Apoptosis caused by acute ischemia and subsequent ventricular remodeling is implicated as a mediator of heart failure. This study was designed to assess the efficacy of in vivo viral gene transfer of the antiapoptotic factor apoptosis repressor with caspase recruitment domain to block apoptosis and preserve ventricular geometry and function.In a rabbit model of regional ischemia followed by reperfusion, an experimental group treated with adenovirus-apoptosis repressor with caspase recruitment domain was compared with empty vector adenovirus-null controls.
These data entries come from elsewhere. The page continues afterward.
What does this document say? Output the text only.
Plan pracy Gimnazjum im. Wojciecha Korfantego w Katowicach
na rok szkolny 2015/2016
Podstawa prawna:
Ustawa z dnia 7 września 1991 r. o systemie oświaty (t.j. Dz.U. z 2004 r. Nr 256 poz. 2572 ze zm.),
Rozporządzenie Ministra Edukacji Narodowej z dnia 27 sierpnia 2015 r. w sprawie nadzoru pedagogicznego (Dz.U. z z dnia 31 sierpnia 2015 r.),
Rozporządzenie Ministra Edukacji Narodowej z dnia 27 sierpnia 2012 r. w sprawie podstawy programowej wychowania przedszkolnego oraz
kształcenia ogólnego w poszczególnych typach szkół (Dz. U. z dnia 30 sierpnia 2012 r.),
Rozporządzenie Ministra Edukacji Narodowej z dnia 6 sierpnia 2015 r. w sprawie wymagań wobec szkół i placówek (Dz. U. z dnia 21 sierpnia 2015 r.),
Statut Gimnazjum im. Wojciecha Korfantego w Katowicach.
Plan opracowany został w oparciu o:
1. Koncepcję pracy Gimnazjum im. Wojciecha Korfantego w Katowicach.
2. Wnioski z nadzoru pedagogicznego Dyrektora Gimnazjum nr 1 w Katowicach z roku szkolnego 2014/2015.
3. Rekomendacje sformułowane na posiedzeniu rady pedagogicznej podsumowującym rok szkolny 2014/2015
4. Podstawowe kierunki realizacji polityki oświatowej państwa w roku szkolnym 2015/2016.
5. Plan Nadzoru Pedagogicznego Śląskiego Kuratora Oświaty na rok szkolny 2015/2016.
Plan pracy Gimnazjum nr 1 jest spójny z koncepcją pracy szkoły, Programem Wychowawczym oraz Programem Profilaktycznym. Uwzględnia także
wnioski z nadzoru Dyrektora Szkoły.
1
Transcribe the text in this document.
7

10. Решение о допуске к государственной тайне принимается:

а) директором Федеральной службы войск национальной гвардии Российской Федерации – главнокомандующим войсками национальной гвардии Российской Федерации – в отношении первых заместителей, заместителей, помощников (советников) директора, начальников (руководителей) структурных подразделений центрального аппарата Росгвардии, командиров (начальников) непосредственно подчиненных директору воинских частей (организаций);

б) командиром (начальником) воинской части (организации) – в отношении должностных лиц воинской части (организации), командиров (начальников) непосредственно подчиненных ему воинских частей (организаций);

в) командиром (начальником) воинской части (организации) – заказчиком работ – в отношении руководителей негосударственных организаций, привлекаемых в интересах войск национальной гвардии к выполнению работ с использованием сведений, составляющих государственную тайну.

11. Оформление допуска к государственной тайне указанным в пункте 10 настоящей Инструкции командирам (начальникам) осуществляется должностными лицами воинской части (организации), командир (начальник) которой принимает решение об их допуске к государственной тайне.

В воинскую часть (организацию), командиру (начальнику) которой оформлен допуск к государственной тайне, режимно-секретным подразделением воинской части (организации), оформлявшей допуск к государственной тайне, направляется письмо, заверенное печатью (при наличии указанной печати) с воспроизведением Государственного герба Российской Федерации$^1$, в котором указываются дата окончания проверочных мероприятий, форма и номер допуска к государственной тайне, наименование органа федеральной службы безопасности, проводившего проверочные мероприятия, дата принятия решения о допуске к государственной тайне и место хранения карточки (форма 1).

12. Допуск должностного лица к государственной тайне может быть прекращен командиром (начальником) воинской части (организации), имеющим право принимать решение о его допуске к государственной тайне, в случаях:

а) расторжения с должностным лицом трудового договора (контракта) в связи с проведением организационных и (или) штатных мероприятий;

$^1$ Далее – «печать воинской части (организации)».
Cardiac function was assessed by echocardiography and sonomicrometry of the border zone compared with the normal left ventricle. Animals were killed at 6 weeks with measurements of ventricular geometry and apoptosis.Animals with the apoptosis repressor with caspase recruitment domain (ARC group) maintained higher ejection fractions at 4 and 6 weeks, and sonomicrometry demonstrated greater protection of border zone fractional shortening at 6 weeks compared with the control group. The ARC group maintained superior preservation of left ventricular geometry with less ventricular dilation and wall thinning. Finally, there was reduced apoptosis in the rabbits treated with apoptosis repressor with caspase recruitment domain compared with the controls.Gene transfer of apoptosis repressor with caspase recruitment domain preserves left ventricular function after ischemia. The benefit at 6 weeks is postulated to result from an apoptosis repressor with caspase recruitment domain-mediated reduction in apoptosis and ventricular remodeling. Adenovirus-apoptosis repressor with caspase recruitment domain administration offers a potential strategy after myocardial ischemia to protect the heart from late postischemic cardiomyopathy.